February 3, 2023 at 11:17 pm #4715
Bob Katz

    Hi, Marshal. Welcome. This technique is very common. I don’t like to say “On the majority of songs”. It’s just something I may do when the material might benefit.

    It doesn’t have to be a limiter. It can be the high frequency band of a three or multi band compressor. The principle is simple as you outlined: a subtle high frequency boost can open up the sound during soft and medium level passages, but can sound harsh on peaks. So if you soften the high frequency peaks you may be able to have your cake and eat it, too.

    Just don’t overdo it. It’s very tempting 🙂

    I have the wonderful Maselec MPL-2 but ironically I haven’t used its HF limiter very much because for this type of functionality, softening to reduce harshness, I find the high band of a more gentle 3 band Compressor to work better for me.

    And when it works great for you, you may get that pleasureful feedback from your client: “I don’t know how you did it, Bob. You made it both warm and clear at the same time!”
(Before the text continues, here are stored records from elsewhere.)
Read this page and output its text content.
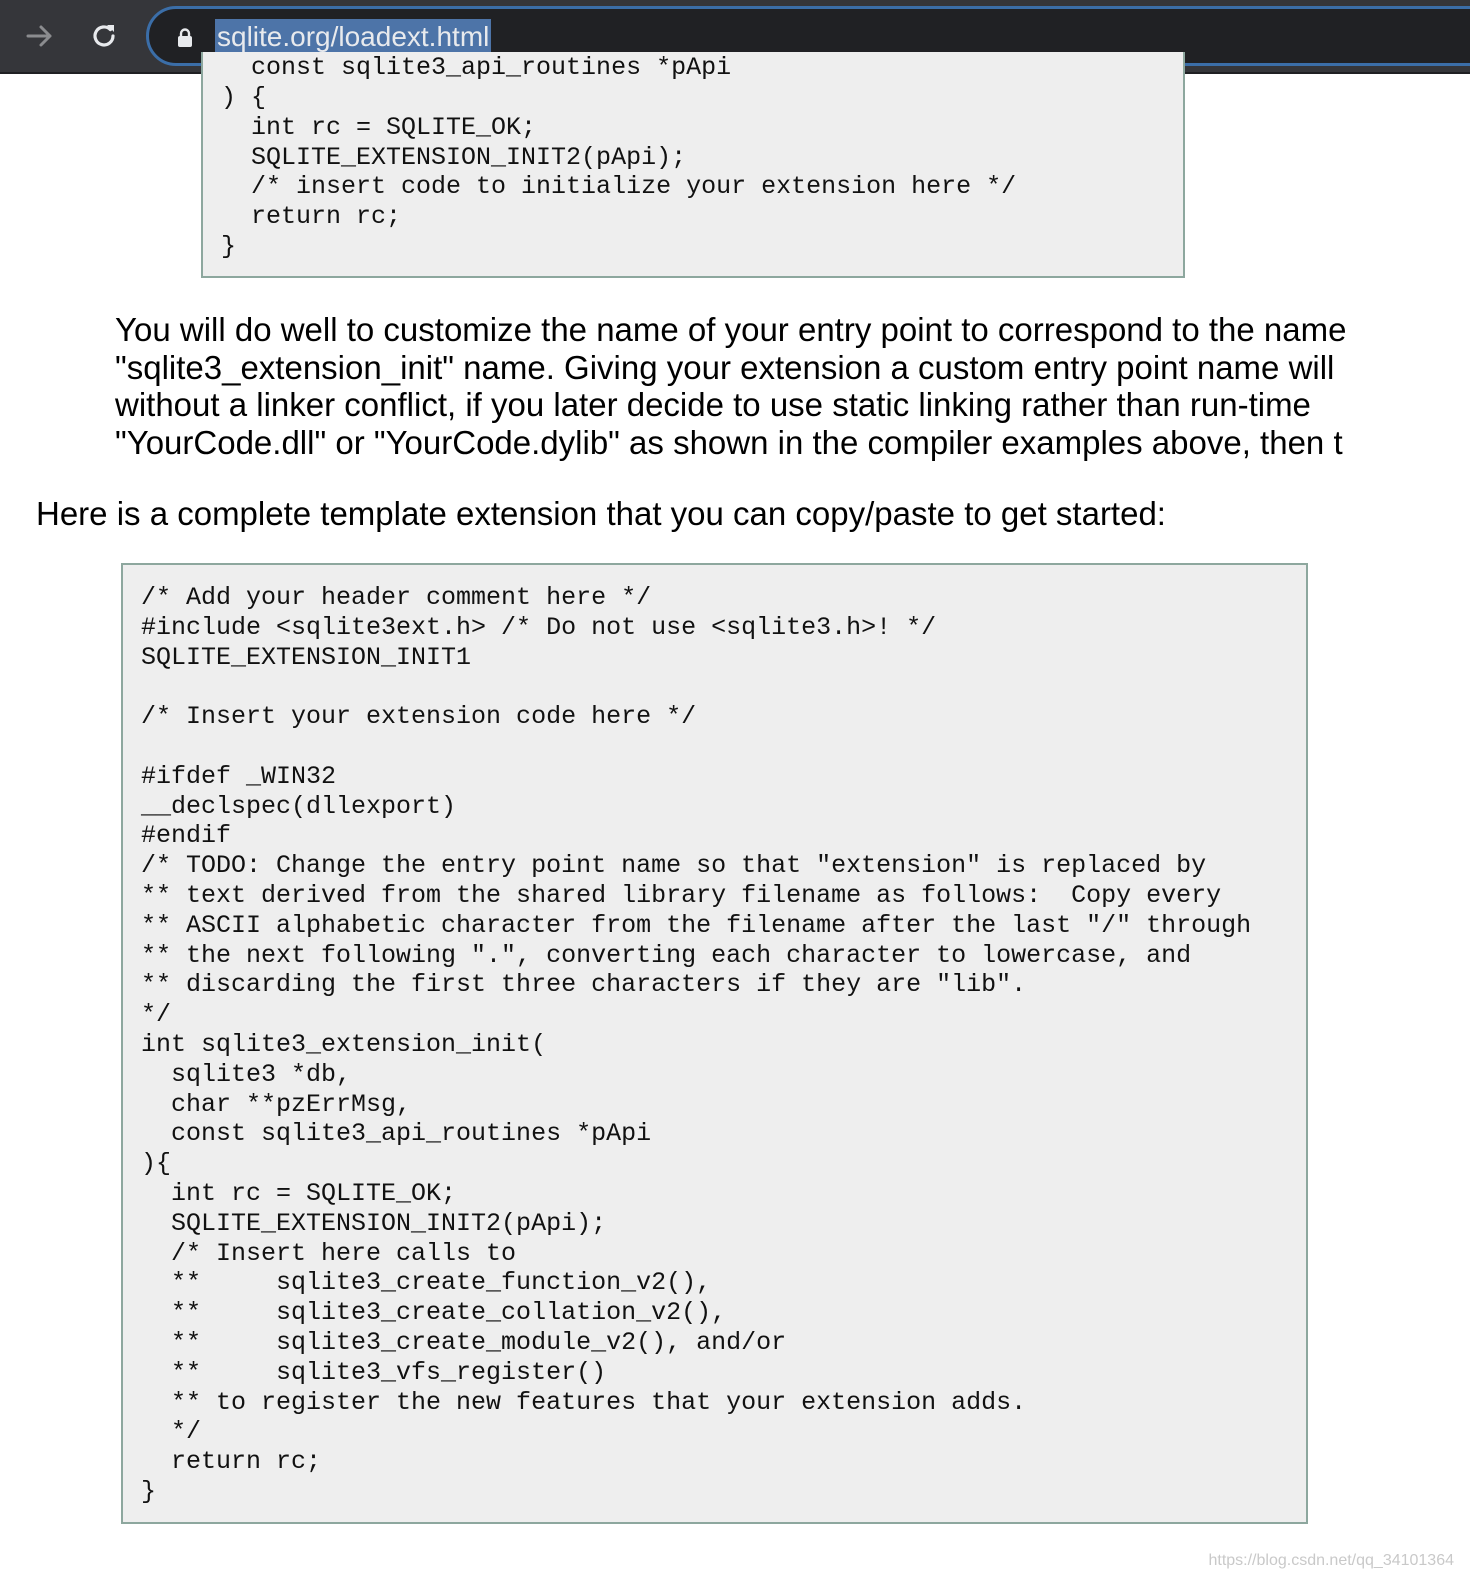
sqlite.org/loadext.html
const sqlite3_api_routines *pApi
) {
int rc = SQLITE_OK;
SQLITE_EXTENSION_INIT2(pApi);
/* insert code to initialize your extension here */
return rc;
}
You will do well to customize the name of your entry point to correspond to the name
"sqlite3_extension_init" name. Giving your extension a custom entry point name will
without a linker conflict, if you later decide to use static linking rather than run-time
"YourCode.dll" or "YourCode.dylib" as shown in the compiler examples above, then t
Here is a complete template extension that you can copy/paste to get started:
/* Add your header comment here */
#include <sqlite3ext.h> /* Do not use <sqlite3.h>! */
SQLITE_EXTENSION_INIT1

/* Insert your extension code here */

#ifdef _WIN32
__declspec(dllexport)
#endif
/* TODO: Change the entry point name so that "extension" is replaced by
** text derived from the shared library filename as follows:  Copy every
** ASCII alphabetic character from the filename after the last "/" through
** the next following ".", converting each character to lowercase, and
** discarding the first three characters if they are "lib".
*/
int sqlite3_extension_init(
sqlite3 *db,
char **pzErrMsg,
const sqlite3_api_routines *pApi
){
int rc = SQLITE_OK;
SQLITE_EXTENSION_INIT2(pApi);
/* Insert here calls to
**     sqlite3_create_function_v2(),
**     sqlite3_create_collation_v2(),
**     sqlite3_create_module_v2(), and/or
**     sqlite3_vfs_register()
** to register the new features that your extension adds.
*/
return rc;
}
https://blog.csdn.net/qq_34101364
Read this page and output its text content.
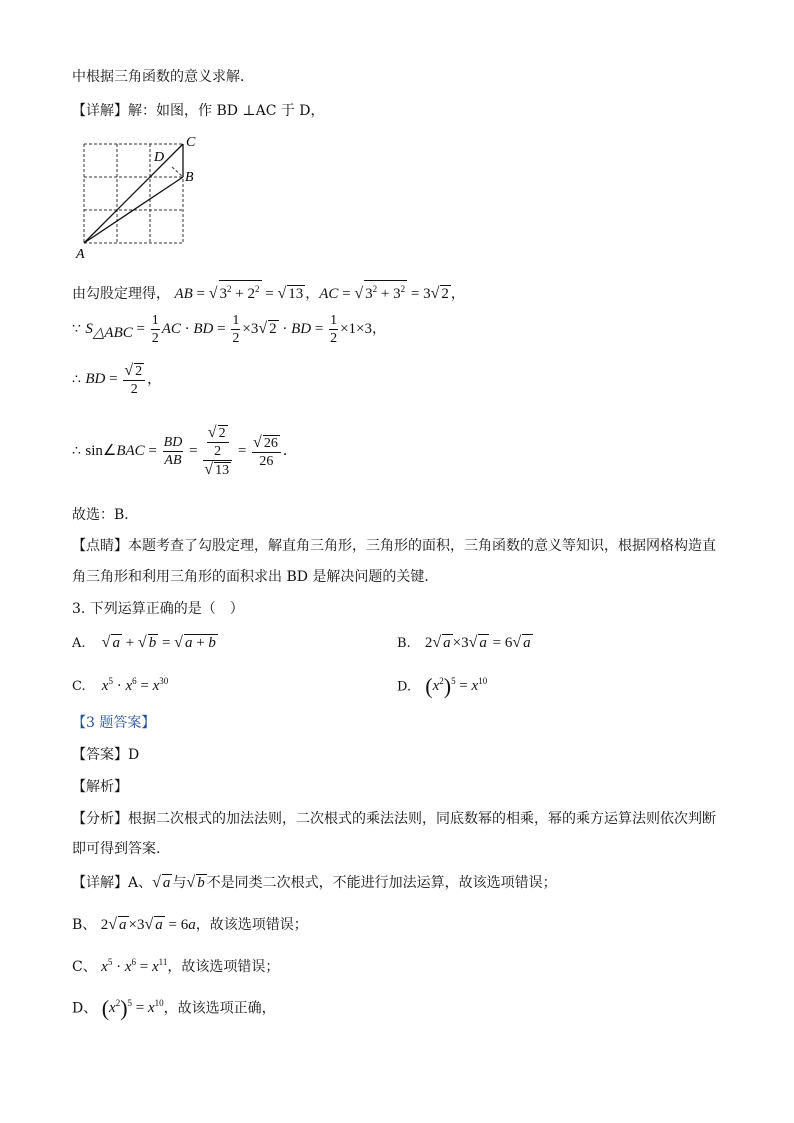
中根据三角函数的意义求解．
【详解】解：如图，作 BD ⊥AC 于 D，
C
D
B
A
由勾股定理得， AB = √ $3^2 + 2^2$ = √ 13 ，AC = √ $3^2 + 3^2 = 3√$ 2 ，
∵ $S_{\triangle ABC} = \frac{1}{2}$ AC · BD = $\frac{1}{2} \times 3√$ 2 · BD = $\frac{1}{2} \times 1\times 3$，
∴ BD = $\frac{√ 2}{2}$ ，
∴ sin∠BAC = $\frac{BD}{AB} = \frac{\frac{√ 2}{2}}{√ 13} = \frac{√ 26}{26}$ ．
故选：B．
【点睛】本题考查了勾股定理，解直角三角形，三角形的面积，三角函数的意义等知识，根据网格构造直
角三角形和利用三角形的面积求出 BD 是解决问题的关键．
3. 下列运算正确的是（　）
A. √ a + √ b = √ a + b	B. 2√ a ×3√ a = 6√ a
C. $x^5 \cdot x^6 = x^{30}$	D. $(x^2)^5 = x^{10}$
【3 题答案】
【答案】D
【解析】
【分析】根据二次根式的加法法则，二次根式的乘法法则，同底数幂的相乘，幂的乘方运算法则依次判断
即可得到答案.
【详解】A、√ a 与√ b 不是同类二次根式，不能进行加法运算，故该选项错误；
B、 2√ a ×3√ a = 6a，故该选项错误；
C、 $x^5 \cdot x^6 = x^{11}$，故该选项错误；
D、 $(x^2)^5 = x^{10}$，故该选项正确，
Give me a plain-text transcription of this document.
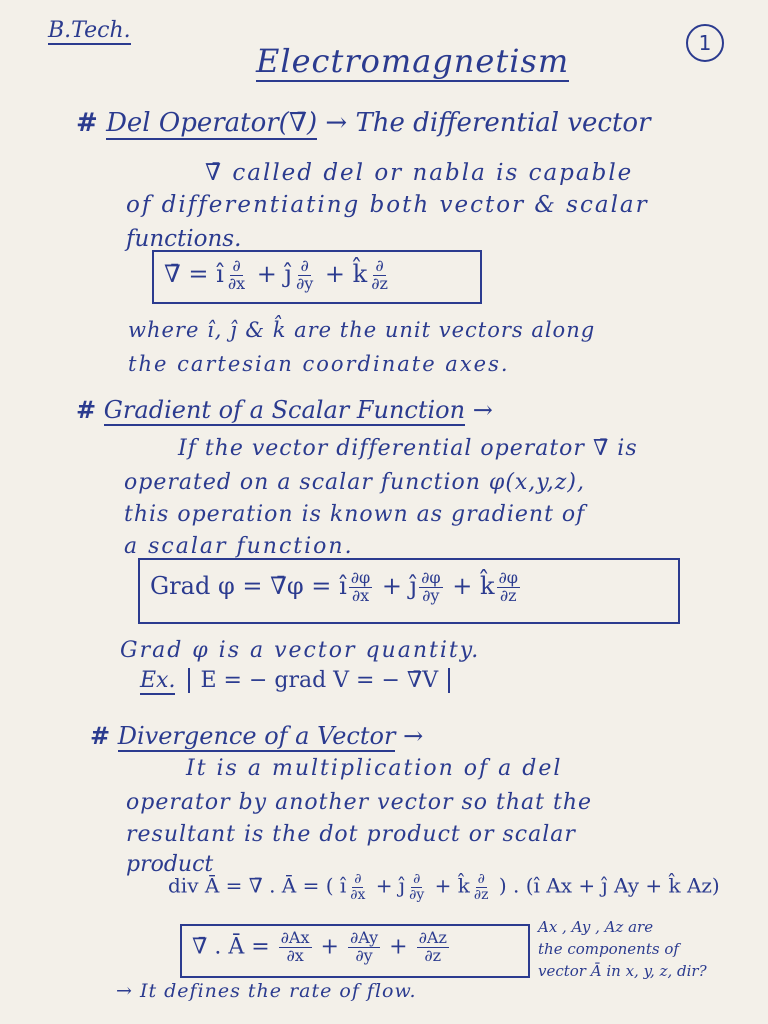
B.Tech.	1
Electromagnetism
# Del Operator(∇̄) → The differential vector
∇̄ called del or nabla is capable
of differentiating both vector & scalar
functions.
∇̄ = î $\frac{\partial}{\partial x}$ + ĵ $\frac{\partial}{\partial y}$ + k̂ $\frac{\partial}{\partial z}$
where î, ĵ & k̂ are the unit vectors along
the cartesian coordinate axes.
# Gradient of a Scalar Function →
If the vector differential operator ∇̄ is
operated on a scalar function φ(x,y,z),
this operation is known as gradient of
a scalar function.
Grad φ = ∇̄φ = î $\frac{\partial\varphi}{\partial x}$ + ĵ $\frac{\partial\varphi}{\partial y}$ + k̂ $\frac{\partial\varphi}{\partial z}$
Grad φ is a vector quantity.
Ex. E = − grad V = − ∇̄V
# Divergence of a Vector →
It is a multiplication of a del
operator by another vector so that the
resultant is the dot product or scalar
product
div Ā = ∇̄ . Ā = ( î $\frac{\partial}{\partial x}$ + ĵ $\frac{\partial}{\partial y}$ + k̂ $\frac{\partial}{\partial z}$ ) . (î Ax + ĵ Ay + k̂ Az)
∇̄ . Ā = $\frac{\partial Ax}{\partial x} + \frac{\partial Ay}{\partial y} + \frac{\partial Az}{\partial z}$
Ax , Ay , Az are
the components of
vector Ā in x, y, z, dir?
→ It defines the rate of flow.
    You asked for “settings”. As A VERY GENERAL GUIDE” I would say with a gentle 3 band compressor, something above 5 to 8 kHz and on loud passages no more than maybe 1 dB GR or the process will call attention to itself.

    I used to use the Weiss DS-1 for this function. I had three of them. And so I could use one of them dedicated to this function. Today the softube Weiss can do a nice job.  These days the Maselec MLA-4 does a nice job for me. The speed of the MPL-2 is so fast it’s more for softening quick high frequency instruments like cymbal hits or tambourines than for more sustained sounds.

    That’s it in a nutshell.

    • This reply was modified 1 year ago by Bob Katz.
    • This reply was modified 1 year ago by Bob Katz.